Jamie is my family. My blood. If I ever need a kidney, he is totally my first call. But we have never been so alike until this moment. He is changed. Broken.

It’s the one thing I had hoped we would never have in common.

“Ms. Chancellor?” I say. She’s in front of one of the big round windows upstairs, looking out onto the street, when I find her. Dusk is falling, but she holds a coffee cup with both hands, slowly sipping. It’s the middle of summer on the Mediterranean, but it’s like she’s standing beside a pane of frosty glass, watching it snow. I can feel the cold descending.

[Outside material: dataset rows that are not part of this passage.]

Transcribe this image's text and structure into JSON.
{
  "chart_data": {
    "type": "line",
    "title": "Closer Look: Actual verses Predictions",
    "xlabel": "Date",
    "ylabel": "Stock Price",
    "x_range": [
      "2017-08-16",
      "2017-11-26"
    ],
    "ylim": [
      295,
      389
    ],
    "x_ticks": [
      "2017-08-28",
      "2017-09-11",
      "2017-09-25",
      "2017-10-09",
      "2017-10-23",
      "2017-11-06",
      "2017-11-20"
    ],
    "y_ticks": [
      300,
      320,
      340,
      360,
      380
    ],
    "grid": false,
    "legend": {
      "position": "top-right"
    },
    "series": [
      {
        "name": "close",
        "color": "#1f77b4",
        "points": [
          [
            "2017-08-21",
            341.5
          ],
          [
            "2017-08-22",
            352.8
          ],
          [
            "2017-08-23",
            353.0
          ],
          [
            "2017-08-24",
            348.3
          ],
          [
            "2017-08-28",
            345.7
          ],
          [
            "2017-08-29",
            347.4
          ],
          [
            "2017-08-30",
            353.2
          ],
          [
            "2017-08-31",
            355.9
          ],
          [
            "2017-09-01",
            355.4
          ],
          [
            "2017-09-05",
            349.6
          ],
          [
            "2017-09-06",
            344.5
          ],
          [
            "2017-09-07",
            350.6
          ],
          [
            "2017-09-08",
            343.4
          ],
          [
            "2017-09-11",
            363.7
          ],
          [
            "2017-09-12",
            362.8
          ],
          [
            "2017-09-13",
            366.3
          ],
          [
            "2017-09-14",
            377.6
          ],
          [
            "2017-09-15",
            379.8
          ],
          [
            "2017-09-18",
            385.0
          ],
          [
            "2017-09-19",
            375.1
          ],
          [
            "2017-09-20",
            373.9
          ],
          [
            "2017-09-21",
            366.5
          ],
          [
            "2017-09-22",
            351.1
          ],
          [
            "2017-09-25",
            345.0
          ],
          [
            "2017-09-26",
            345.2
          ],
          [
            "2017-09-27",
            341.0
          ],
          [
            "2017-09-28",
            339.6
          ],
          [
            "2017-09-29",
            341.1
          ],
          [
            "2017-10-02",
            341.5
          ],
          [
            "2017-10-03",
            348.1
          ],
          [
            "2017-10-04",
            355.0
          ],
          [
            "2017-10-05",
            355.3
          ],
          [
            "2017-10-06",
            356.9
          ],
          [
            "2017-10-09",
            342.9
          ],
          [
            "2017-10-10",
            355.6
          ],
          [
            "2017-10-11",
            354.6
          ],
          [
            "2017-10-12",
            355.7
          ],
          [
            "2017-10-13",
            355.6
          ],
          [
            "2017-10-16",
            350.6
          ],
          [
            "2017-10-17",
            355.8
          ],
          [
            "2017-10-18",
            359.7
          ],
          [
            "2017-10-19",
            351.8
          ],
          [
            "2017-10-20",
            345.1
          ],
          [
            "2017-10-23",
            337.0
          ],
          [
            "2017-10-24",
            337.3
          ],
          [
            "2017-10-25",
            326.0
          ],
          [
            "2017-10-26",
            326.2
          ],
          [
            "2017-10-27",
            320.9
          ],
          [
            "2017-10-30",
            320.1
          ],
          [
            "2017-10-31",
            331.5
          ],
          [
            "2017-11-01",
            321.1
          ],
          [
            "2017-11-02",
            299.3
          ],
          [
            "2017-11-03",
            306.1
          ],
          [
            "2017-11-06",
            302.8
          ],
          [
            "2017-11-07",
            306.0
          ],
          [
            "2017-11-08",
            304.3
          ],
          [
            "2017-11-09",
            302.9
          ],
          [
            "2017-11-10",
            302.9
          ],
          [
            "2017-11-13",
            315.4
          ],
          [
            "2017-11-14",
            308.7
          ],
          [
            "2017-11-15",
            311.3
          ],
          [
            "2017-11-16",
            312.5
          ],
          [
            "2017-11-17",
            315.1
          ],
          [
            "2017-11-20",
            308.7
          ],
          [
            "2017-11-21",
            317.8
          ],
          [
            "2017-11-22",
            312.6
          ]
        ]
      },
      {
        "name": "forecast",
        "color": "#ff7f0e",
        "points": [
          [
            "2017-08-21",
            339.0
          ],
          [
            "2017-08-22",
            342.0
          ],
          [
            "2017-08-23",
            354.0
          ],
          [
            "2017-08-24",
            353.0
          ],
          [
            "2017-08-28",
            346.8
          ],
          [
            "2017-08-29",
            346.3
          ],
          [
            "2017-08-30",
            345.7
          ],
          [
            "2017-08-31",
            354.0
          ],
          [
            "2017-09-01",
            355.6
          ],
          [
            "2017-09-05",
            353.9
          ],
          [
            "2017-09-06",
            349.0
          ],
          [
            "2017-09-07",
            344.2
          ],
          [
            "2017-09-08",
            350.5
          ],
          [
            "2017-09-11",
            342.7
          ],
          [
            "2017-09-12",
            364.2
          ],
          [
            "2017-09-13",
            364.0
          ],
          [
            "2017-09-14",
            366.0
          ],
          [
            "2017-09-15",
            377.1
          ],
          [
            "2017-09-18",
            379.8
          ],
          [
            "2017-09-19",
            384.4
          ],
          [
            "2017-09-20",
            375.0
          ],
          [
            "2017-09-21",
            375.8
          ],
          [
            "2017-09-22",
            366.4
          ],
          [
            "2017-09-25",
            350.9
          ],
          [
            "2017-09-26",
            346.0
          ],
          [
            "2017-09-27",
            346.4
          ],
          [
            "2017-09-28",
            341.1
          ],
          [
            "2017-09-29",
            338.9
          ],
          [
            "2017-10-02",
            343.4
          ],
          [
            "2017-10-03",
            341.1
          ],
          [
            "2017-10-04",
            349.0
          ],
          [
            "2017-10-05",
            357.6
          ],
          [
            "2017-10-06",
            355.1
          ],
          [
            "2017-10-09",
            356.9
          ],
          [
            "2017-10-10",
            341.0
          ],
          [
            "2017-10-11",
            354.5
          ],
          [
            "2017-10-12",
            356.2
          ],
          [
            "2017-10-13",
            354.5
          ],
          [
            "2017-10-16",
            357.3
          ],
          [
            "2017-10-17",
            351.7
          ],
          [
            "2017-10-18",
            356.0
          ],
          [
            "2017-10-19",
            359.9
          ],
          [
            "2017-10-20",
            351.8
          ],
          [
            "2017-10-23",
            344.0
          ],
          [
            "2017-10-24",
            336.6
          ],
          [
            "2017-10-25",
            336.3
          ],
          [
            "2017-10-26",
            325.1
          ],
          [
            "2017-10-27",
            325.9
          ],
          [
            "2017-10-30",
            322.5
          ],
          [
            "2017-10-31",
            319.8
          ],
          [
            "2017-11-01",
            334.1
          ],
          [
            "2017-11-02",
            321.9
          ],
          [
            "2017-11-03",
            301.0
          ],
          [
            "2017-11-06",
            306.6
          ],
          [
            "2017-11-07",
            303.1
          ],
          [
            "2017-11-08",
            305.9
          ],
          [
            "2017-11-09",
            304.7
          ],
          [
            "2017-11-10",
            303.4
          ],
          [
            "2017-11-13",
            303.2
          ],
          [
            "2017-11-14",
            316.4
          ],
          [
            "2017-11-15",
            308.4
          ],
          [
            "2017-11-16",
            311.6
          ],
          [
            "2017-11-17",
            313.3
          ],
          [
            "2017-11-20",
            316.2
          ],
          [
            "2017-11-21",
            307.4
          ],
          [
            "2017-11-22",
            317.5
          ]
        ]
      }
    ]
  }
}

The crowd is smaller now, here at the end of the day, but there are still protestors chanting, clogging the street and blocking off Embassy Row. Are these people angry with us or the Russians next door? Sometimes it’s hard to say. Some people, after all, don’t care who they yell at as long as they have a reason to keep shouting.

“It’s not going to go away quickly, is it?” I ask, staring at the crowd.

Ms. Chancellor takes a sip. “No, dear. I don’t believe it will.”

“That’s why the prime minister was here, wasn’t it? Because of the crowds?”

“Because of what they represent, yes.”

That’s when I realize Ms. Chancellor isn’t looking at the street — not at the protestors or the massive television trucks that stand right behind the barricades. No. Her gaze is locked on the building next door. There’s an almost identical window on the Russian side of the fence. I half expect to see Alexei standing there, staring back.